We were having merienda in Rockwell, enjoying the afternoon gloom and discussing an idea for a movie. Ricky noted that the lead would have to be an actor of a specific age group and socio-economic class. Having seen Sana Dati, we know whom we would cast in all the “disente at seryosong tao” roles, so we said, “T.J. Trinidad”.
We really should pay more attention to our conjuring powers because foom! who should appear in an FC Barcelona cap and jacket, walking towards Healthy Options, but the abovementioned.
“Is that T.J. Trinidad?” we asked.
“It is!” Ricky confirmed.
“Let’s talk to him!”
“Oh no,” Ricky said. “You accost him, and I’ll watch from a distance.”
Between potential embarrassment (He tells us to go away) and potential regret (We do nothing and he goes away), we pick embarrassment. No matter how cringe-making it is, it’s still a story you can laugh about with your friends. Tales of regret tend to be corny or depressing. “Live dangerously!” we said. “We’re going inside a health food store!!”
So we went up to T.J. Trinidad as he was buying organically-grown groceries, and from a personal space-respecting distance of 1.5 meters, said we loved his character in the movie. Luckily he was familiar with our work, which always alleviates awkwardness. When Ricky saw that T.J. was not yelling for security, he joined us.
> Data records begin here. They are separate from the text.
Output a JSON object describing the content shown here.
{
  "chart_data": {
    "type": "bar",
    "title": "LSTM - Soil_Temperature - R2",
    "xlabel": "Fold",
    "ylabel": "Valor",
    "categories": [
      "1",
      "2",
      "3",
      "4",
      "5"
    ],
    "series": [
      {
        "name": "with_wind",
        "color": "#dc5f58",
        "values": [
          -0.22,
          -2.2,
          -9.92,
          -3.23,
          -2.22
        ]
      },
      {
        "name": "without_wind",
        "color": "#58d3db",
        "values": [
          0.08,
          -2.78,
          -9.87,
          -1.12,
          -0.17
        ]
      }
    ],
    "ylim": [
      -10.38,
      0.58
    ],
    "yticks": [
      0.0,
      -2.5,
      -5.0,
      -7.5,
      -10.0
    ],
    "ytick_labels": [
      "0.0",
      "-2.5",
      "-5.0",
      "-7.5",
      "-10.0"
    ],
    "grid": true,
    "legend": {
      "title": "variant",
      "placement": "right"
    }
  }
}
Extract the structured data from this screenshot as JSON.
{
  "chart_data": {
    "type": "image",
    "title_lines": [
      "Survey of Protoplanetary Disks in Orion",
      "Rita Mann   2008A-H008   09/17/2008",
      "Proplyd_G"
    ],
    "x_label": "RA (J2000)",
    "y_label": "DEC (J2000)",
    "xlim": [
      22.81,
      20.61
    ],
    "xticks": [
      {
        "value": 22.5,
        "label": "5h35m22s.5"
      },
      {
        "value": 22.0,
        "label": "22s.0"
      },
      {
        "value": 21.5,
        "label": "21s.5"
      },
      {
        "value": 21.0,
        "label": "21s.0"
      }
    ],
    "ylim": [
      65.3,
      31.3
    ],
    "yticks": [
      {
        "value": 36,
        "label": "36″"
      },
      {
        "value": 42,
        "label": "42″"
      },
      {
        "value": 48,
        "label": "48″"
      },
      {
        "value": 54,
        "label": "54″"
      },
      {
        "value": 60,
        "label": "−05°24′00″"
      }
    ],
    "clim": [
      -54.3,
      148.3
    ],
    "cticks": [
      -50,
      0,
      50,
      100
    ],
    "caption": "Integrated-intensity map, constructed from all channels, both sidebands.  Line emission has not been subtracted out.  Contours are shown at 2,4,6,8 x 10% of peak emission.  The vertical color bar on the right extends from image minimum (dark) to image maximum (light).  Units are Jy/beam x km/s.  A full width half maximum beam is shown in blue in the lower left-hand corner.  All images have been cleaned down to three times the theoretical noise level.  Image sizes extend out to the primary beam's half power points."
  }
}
We congratulated T.J. on his Best Supporting Actor award, which he wasn’t around to collect. He said he was absent because they couldn’t find a yaya for their one-year-old kid. We talked about how he worked with the director to create a back story for his character in the movie—a guy who has to strike a balance between his personal principles and his family’s expectations. Three minutes, the limit for accosting famous people.
Sana Dati opens in theatres on 25 September.
About the conjuring: We were taken to an exorcist when we were a year old so we stopped doing it. Then we had a formal scientific education that dismisses it. We get the occasional weird episode, though.